29

6.3K 465 71
                                    

"Deniz, kantine iniyorum. Gelmek ister misin?"

Sema'nın sesini duyduğumda bakışlarımı test kitabında biraz daha gezdirdim. Aslında gezdirmeye zorladım. Şuan benim kontrolüm de olmayan kulaklarım yeterince bana işkence çektiriyordu. Buna gözlerim de dahil olsun istemezdim. Kendimi tutmalıydım. Bakışlarımı onlara çevirmemeliydim.

Deniz ve Sema'ya...

"Birazdan geleceğim. Sen bekleme beni."

Deniz'in sesi benden nefret eden kalbimi bir kez daha titretti. Gözlerim beni umursamadan ona çevrildi. Sema gitmişti ve ben arka sırada bir röntgenci gibi onu izlemeye başlamıştım.

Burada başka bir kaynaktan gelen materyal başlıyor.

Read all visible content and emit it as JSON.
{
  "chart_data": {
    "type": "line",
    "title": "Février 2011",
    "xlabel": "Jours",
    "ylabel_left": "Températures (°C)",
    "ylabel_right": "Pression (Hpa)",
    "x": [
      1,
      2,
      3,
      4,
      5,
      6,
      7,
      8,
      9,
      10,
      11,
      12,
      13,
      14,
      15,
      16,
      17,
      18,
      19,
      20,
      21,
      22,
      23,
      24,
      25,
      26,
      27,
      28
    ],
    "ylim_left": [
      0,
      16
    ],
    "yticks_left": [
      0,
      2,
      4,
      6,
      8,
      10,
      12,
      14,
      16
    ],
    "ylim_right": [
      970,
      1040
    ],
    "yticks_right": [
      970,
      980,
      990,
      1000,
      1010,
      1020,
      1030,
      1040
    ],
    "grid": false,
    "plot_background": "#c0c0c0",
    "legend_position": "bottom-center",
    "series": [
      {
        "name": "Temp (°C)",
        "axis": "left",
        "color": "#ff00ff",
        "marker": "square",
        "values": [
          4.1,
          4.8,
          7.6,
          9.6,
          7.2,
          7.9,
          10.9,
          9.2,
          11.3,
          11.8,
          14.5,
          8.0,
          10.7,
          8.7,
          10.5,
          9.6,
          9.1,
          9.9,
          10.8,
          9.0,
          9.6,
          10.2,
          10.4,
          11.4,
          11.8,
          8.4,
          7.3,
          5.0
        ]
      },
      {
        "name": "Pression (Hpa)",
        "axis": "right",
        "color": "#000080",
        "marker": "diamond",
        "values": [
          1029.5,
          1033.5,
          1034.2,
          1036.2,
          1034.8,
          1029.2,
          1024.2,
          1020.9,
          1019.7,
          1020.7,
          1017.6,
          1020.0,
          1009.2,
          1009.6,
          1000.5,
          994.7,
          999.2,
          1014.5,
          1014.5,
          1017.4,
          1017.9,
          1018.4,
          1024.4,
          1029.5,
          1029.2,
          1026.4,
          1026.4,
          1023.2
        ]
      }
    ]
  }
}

Ben ne günah işlemiştim? Ne kadar kötülük yapmıştım? Bu kalbimin acısı hangi günahın bedeliydi?

Deniz'i istemiyordum. Bunu ruhum kabullenmişti fakat bedenim reddiyordu. Kalbim her geçen gün daha hızlı atıyordu. Bana inat daha hızlı, daha hızlı ve daha hızlı...

Gözlerimi ondan alamamamın sebebi neydi? Ondan yayılan bu ışık neden tüm bedenimi ısıtıyordu?

"Ona böyle umutsuzca bakmaya devam mı edeceksin?"

Güneş yanıma yaklaşmış ve kulağıma fısıldamıştı. Bakışlarımı ona çevirdim.

"Bana yardım et."

Burnum sızlamaya başladığında gözyaşlarımı durdurmaya zamanımın kalmadığını anlamıştım.

Güneş kollarını bedenime sardı ve başımı omzuna koydu. Sesim duyulmasın diye dudaklarımı dişlerimin arasına sıkıştırdım. Dudaklarımın parçalanacağını bilsem de dişlerimi son gücümle sıktım. Hissettiğim acı, beni sevmeyen kalbimin acısıyla kıyaslanamazdı bile.

Annemin bana vermediği sevgiyi elinde tutan çocuk için döktüm gözyaşlarımı. Bana yalan söyleyen, her gün beni kandıran çocuk için.

Sema'yı sevmediğini söylemişti. Yalandı. Onun umrunda olduğumu söylemişti. Yalandı. Üzüldüğünü söylemişti. Yalandı. O yalandan ibaretti ama kimse bunu anlayamıyordu.

Gözyaşlarımı durdurdum ve Güneş'in bedeninden uzaklaştım. Elimle yanaklarımda varlığını belli eden bir kaç damlayı sertçe sildim. Dişlerimin arasında artık kan tadı almaya başladığım dudaklarımı serbest bıraktım.

"Yosun, daha ne kadar kaçmaya devam edeceksin?"

Ben kaçmıyordum. Hiç kaçmamıştım.

"Ben kaçmıyorum."

Kafasını iki yana salladı. Onaylamayan bakışları yüzümde dolaştı.

"Hislerinden kaçıyorsun. Acı çekmekten zevk mi alıyorsun?"

Hislerimi biliyordum. Ondan nefret ediyordum. Bundan emindim. Neden anlamıyorlardı? Ondan, hayatımın sonuna kadar nefret edecektim.

Zil çalmadan birkaç dakika önce kapıda ki kahkaha sesleriyle ikimizde o tarafa dönmüştük. Gördüğüm manzara kalbimin yumruklarını bir kez daha göğsümde hissetmeme neden oldu.

----

Çakıl: Ailemize ne zaman söyleyeceğiz? (22.35)

Deniz: Neyi? (22.56)

Çakıl: Ayrıldığımızı

Deniz: Ayrıldığımız zaman.

Çakıl: Ayrıldık?

Deniz: Yosun, ders çalışıyorum. Lütfen sende dene! (23.00)

Çakıl: Deniz

Çakıl: Buraya gel

Çakıl: İnterneti mi kapattın

Çakıl: İnanmıyorum sana

Çakıl: Beni aldatmana daha fazla göz yummayacağım

Çakıl: Deniz buraya gel

Çakıl: DENİZ! (23.03)
Görüldü

YN/ Bir gün biriniz içiniz de biriktirdiğiniz kelimelerin oluşturduğu ödem nedeniyle öleceksiniz ama, hadi bakalım.